Ce qui est certain, c’est que le capitaine Len Guy ne manifesta à aucun instant l’intention de débarquer. Cela était d’autant plus singulier qu’il ne devait pas ignorer que la Jane avait relâché sur cette côte nord-ouest de Tristan d’Acunha, avant de partir pour les mers australes. Et de se mettre en relation avec le dernier Européen qui eût serré la main de son frère, cela paraissait assez indiqué…

Néanmoins, Jem West et ses hommes furent seuls à descendre à terre. Là, c’est avec la plus grande hâte qu’ils s’occupèrent de décharger le minerai d’étain et de cuivre qui formait la cargaison de la goélette, et, ensuite, d’embarquer des provisions, de remplir les caisses à eau, etc.

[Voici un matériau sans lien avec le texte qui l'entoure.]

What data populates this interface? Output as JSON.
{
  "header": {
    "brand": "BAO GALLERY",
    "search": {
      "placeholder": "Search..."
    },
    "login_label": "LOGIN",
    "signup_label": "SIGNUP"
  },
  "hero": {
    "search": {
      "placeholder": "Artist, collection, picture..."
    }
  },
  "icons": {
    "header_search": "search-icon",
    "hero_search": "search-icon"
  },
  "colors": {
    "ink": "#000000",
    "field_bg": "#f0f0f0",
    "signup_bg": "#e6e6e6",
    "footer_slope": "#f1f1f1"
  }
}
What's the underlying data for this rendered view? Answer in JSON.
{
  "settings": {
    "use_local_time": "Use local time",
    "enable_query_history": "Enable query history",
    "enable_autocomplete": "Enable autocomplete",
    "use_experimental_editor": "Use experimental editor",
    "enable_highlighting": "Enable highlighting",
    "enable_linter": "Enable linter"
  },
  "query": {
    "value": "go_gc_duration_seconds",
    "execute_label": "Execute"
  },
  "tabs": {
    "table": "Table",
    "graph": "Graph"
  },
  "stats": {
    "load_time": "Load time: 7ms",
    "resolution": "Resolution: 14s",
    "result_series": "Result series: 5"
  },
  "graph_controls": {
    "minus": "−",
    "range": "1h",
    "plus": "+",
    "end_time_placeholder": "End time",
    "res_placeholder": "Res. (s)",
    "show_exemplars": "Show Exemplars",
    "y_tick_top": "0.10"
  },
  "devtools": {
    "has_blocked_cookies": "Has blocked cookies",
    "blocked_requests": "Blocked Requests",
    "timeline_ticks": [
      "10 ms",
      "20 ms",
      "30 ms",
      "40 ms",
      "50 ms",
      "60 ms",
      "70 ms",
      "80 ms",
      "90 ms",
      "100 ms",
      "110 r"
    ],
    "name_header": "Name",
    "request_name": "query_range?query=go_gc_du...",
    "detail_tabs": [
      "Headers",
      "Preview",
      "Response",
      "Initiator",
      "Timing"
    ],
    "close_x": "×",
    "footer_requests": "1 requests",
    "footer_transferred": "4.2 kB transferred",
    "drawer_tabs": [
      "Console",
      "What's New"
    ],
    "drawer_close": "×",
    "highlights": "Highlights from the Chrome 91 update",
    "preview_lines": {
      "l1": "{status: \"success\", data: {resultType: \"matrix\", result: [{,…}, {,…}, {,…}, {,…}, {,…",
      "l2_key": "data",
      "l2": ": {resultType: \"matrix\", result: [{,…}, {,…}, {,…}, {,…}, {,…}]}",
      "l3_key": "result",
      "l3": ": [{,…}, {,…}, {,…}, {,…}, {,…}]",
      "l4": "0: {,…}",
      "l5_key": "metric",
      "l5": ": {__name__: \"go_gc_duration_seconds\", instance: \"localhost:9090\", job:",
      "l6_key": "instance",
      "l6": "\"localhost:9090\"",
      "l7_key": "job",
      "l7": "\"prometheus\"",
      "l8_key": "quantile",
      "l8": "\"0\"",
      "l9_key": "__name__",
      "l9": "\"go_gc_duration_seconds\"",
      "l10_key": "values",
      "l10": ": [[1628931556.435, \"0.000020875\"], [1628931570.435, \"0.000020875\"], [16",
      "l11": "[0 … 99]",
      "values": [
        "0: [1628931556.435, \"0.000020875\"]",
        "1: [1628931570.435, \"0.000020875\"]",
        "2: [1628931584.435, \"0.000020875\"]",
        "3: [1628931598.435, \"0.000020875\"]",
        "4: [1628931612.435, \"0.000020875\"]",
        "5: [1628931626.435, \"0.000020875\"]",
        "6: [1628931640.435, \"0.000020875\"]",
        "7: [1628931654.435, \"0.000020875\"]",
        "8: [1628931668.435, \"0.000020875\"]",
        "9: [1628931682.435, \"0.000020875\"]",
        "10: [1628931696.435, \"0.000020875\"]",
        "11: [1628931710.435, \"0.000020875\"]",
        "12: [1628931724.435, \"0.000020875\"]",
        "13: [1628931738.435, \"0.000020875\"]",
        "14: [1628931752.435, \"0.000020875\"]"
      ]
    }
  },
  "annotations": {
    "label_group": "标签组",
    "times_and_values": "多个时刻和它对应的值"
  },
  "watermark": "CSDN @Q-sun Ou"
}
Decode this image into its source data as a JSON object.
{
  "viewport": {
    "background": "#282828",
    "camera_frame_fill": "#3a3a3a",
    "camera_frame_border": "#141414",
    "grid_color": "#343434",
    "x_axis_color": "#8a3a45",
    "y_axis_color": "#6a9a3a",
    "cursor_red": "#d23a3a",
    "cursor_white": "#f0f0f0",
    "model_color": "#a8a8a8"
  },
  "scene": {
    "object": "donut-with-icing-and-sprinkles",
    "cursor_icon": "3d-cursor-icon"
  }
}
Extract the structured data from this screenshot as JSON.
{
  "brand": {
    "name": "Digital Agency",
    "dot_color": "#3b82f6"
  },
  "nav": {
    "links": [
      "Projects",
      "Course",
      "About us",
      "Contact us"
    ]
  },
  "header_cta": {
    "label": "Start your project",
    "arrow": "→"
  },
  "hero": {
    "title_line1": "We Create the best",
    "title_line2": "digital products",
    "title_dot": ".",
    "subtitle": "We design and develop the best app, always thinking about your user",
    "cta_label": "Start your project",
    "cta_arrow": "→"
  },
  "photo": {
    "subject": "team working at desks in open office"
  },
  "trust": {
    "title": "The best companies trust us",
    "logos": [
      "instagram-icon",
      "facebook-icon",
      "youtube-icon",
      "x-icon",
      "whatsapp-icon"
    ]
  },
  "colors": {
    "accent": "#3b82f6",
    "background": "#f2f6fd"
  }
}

Tout le temps, le capitaine Len Guy demeura à bord, sans même monter sur le pont, et, par le châssis vitré de sa cabine, je le voyais incessamment courbé sur sa table.

Des cartes étaient déployées, des livres étaient ouverts. Il n’y avait pas à douter que ces cartes fussent celles des régions australes, et ces livres, ceux qui racontaient les voyages des précurseurs de la Jane dans ces mystérieuses régions de l’Antarctide.

Sur cette table s’étalait aussi un volume, cent fois lu et relu ! La plupart de ses pages étaient cornées, dont les marges portaient de multiples notes au crayon… Et, sur la couverture, brillait ce titre comme s’il eût été imprimé en lettres de feu : Aventures d’Arthur Gordon Pym.